Si la présence d’une grande croix latine, c’est-à-dire dont la branche inférieure est plus longue, est traditionnelle dans les églises luthériennes, elle est beaucoup plus récente chez les réformés et entraîne de longs débats : la première est posée sur la table de communion à l’Étoile en 1876, sous l’influence du pasteur Bersier, mais il faut attendre la Seconde Guerre mondiale pour que l’habitude s’en répande, presque toujours derrière la table de Sainte-Cène (temple de Limoges, 1955 ; Temple Neuf de Metz, 2011).

Au temple de Neuilly-sur-Seine, une très grande croix en bois est implantée dans une niche au-dessus de la chaire.

À noter que, dans les églises luthériennes, on rencontre également une croix de petite taille sur la table de communion, présentée avec le Christ crucifié (église des Billettes à Paris).

Enfin signalons l’apparition, à partir du XVIIIème siècle, mais surtout du siècle suivant, d’un ou le plus souvent deux tableaux de chants (destinés à indiquer les psaumes et les cantiques du jour), plus ou moins ornementés en fonction du décor ambiant, et situés de part et d’autre de la chaire.
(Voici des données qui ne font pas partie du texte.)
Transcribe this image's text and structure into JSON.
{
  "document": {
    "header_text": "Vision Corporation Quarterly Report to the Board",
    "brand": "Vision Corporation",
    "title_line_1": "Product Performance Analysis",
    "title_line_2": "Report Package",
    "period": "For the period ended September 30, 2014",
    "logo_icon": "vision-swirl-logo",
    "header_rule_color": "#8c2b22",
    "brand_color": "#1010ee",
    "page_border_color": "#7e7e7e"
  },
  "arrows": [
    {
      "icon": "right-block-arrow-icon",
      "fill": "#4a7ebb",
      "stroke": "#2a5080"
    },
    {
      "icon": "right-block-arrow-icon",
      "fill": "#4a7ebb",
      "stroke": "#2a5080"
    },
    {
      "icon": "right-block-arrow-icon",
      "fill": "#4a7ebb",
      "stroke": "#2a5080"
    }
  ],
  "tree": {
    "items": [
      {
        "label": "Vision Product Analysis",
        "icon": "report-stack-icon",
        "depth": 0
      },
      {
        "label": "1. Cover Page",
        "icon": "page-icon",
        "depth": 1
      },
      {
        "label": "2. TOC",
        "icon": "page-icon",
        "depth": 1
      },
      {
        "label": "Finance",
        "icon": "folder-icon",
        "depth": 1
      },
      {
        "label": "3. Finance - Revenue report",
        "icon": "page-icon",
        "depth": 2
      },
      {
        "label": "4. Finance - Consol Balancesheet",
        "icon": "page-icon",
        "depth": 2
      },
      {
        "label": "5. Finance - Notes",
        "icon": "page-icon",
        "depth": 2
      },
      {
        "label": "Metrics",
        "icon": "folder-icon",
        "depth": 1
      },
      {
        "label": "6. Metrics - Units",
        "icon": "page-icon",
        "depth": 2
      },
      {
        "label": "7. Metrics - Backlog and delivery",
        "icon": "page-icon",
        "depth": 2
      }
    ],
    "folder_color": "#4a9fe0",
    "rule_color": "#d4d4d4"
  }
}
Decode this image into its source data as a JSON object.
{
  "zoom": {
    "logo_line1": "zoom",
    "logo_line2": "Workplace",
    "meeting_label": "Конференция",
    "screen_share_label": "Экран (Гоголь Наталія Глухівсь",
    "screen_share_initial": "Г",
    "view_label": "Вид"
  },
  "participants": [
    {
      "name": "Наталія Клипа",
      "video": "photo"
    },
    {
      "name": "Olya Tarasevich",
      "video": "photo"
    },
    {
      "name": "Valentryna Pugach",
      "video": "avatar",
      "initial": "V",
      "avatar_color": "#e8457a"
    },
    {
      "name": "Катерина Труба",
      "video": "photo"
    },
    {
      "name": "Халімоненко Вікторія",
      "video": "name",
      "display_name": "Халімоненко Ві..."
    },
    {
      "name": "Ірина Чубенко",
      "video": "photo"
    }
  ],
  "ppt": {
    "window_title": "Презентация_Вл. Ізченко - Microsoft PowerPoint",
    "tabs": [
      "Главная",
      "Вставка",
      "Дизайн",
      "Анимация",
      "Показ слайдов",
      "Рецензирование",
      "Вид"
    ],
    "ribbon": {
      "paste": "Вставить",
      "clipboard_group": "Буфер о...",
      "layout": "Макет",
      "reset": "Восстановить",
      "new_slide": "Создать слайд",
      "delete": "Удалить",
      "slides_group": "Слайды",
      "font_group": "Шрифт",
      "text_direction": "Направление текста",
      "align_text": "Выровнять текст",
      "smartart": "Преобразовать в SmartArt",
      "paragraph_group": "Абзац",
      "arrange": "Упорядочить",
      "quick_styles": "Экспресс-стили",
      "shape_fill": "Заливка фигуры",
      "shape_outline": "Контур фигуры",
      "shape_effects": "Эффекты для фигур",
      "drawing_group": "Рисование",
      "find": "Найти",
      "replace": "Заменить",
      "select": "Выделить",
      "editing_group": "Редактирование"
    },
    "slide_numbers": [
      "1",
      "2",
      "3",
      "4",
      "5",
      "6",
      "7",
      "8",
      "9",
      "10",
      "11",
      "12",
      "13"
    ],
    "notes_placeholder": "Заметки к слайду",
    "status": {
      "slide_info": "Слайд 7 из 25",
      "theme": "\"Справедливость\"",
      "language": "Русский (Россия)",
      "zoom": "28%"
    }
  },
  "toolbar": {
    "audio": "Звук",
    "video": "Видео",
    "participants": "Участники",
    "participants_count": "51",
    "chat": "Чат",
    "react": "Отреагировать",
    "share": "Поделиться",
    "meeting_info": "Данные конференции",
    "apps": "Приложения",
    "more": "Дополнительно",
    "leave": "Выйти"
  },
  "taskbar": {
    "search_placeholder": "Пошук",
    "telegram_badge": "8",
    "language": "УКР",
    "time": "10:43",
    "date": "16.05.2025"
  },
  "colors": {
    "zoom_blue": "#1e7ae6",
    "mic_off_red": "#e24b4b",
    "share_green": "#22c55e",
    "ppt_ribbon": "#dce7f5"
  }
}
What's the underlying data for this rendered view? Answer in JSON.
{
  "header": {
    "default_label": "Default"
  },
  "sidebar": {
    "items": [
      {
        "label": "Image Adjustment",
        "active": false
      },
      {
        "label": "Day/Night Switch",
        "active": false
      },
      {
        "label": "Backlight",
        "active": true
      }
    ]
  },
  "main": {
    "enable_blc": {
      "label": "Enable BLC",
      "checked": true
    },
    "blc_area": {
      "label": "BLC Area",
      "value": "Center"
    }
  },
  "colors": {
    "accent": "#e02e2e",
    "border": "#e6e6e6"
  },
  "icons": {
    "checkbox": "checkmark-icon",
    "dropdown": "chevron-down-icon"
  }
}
À noter qu’en 2000 les tableaux de chant de Pentemont, pourtant dus à Baltard, sont supprimés.

 

Les objets religieux

 

Les accessoires de communion

Le service de Sainte-Cène comprend traditionnellement une ou plusieurs coupes de communion à usage collectif, équivalent des calices catholiques, parfois remplacées par de simples gobelets, une patère ou un plat pour mettre le pain, et enfin une aiguière, ou un récipient appelé semaise en Alsace, pour transporter le vin ; ces éléments sont le plus souvent en métal (argent, cuivre, métal argenté, étain) et plus rarement en verre ou en grès. Leur qualité varie selon les moyens de la paroisse, les calvinistes rejetant cependant l’usage des métaux précieux ;  ils sont généralement plus nombreux et plus décorés chez les luthériens, qui y adjoignent le plus souvent une boîte à hosties et des flambeaux. Pendant la période du Désert, les coupes étaient démontables pour pouvoir être mieux dissimulées. Dans la période récente, et pour des raisons d’hygiène, apparaissent des plateaux de petits verres individuels à la place des coupes, notamment chez les luthériens.

Les accessoires de baptême

Que le temple dispose ou non de fonts baptismaux, la paroisse utilise un ensemble composé d’une aiguière munie d’un couvercle pour apporter l’eau (parfois réchauffée) et d’un plat creux destiné à recueillir l’eau ; si l’aiguière ne comporte pas de couvercle, on parle alors d’un pot de baptême, généralement plus petit, l’aiguière étant utilisée surtout par les luthériens, le pot étant plutôt dans la tradition calviniste. Les églises baptistes qui pratiquent le baptême par immersion creusent une piscine baptismale, le plus souvent près de l’autel, recouverte d’un parquet amovible ; cette dernière pratique s’est étendue dans la période récente dans les églises évangéliques.

 

Plaques commémoratives

 

Des plaques sont souvent apposées dans les temples : listes — souvent incomplètes — des pasteurs de la paroisse, monuments aux morts, plaques commémoratives.